Vita da "Vip"

Mille Miglia in salsa torinese: John Elkann partecipa alla corsa storica

Il rampollo più rampante di Casa Agnelli alla splendida rievocazione storica della corsa su auto d'epoca.

Mille Miglia in salsa torinese: John Elkann partecipa alla corsa storica
Attualità Torino, 17 Giugno 2021 ore 10:32

Un pezzo della tradizione motoristica torinese alla prestigiosa Mille Miglia, la splendida corsa automobilistica di regolarità riservata alle auto storiche.

Allo start ci sarà anche Lapo Elkann. Il presidente di Stellantis, della Ferrari e del gruppo editoriale "Gedi Spa" che controlla importanti canali radiofonici (Deejay, Capital, M2O) e prestigiosi giornali (Repubblica, La Stampa, l'Espresso) si toglie quindi lo sfizio di partecipare alla competizione dei vip. Sono moltissimi, oltre ad Elkann, i personaggi del jet-set che corrono quest'anno.

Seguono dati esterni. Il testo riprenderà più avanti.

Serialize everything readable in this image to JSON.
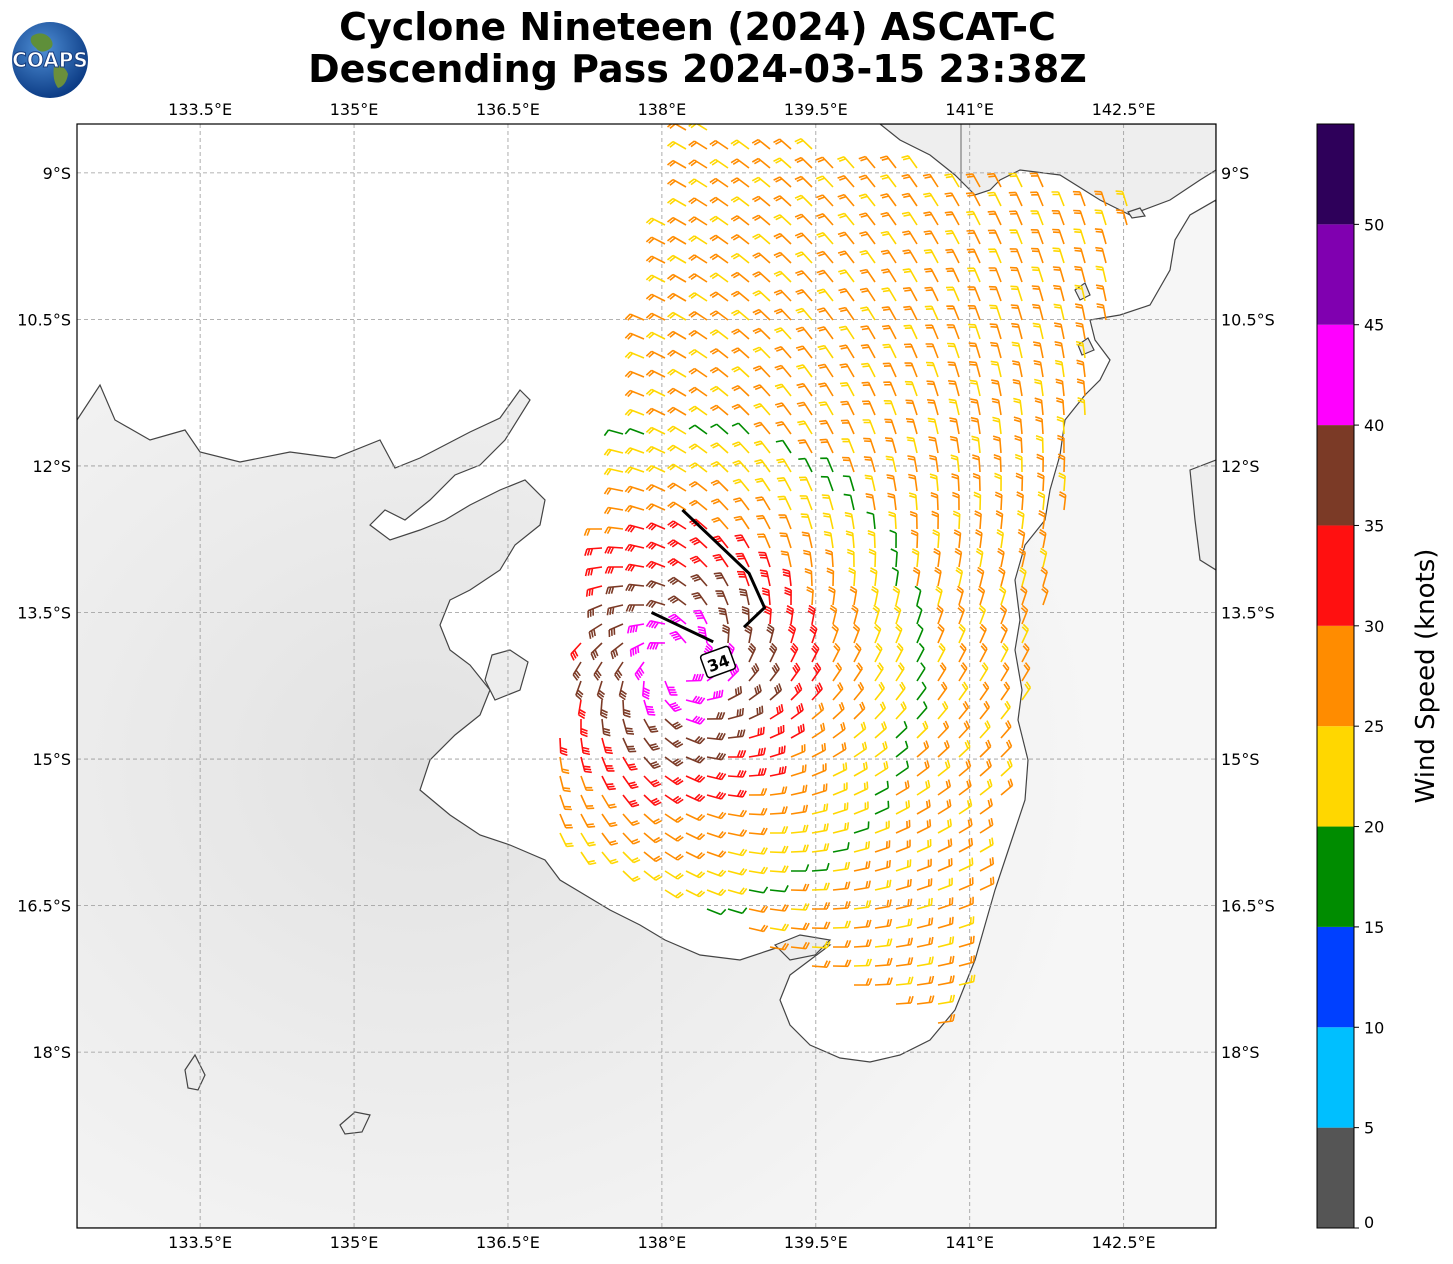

Tanto per fare un paio di nomi: Patrizio Bertelli (patròn del Gruppo Prada nonché marito di Miuccia Prada); Bernard van Oranje-Nassau (principe di Svezia). Tornando alla sfumatura torinese di questa fantastica corsa, Elkann (che sarà nell'abitacolo con la moglie Lavinia Borromeo) guiderà una Alfa Romeo 1900 C Super Sprint. Sarà una specie di... Mille Miglia in salsa torinese dunque ? Staremo a vedere.

Comunque Stellantis tenta il doppio colpo: ad aprire la competizione sarà infatti l’Alfa Romeo Sport Spider del 1954 contraddistinta dal numero 1000: driver d’eccezione Roberto Giolito, top-manager del gruppo che unisce Fca-Chrisler e Peugeot, che sarà affiancato dalla simpatica conduttrice televisiva Camila Raznovich. Qualche curiosità che fa sempre piacere spulciare in argomento: partecipa anche Gianni Morandi quest'anno, ma non è il "vero" Gianni Morandi: si tratta di un omonimo del cantante, che fa l'imprenditore a Siena e guida una OM Superba del 1929.

E poi, cosa si vince: va detto subito chiaro che sono esclusi premi in denaro. Quindi, oltre alla gloria (tanta, tantissima ma come ben si sa... gratuita) il vincitore potrà portarsi a casa l'esatta riproduzione in argento della coppa che vincevano gli equipaggi delle prime edizioni. Quantificarne il valore non è possibile, e forse non sarebbe neanche giusto, anche perché chi vince un trofeo così non vuole poi certo rivenderlo per incassare soldi cash.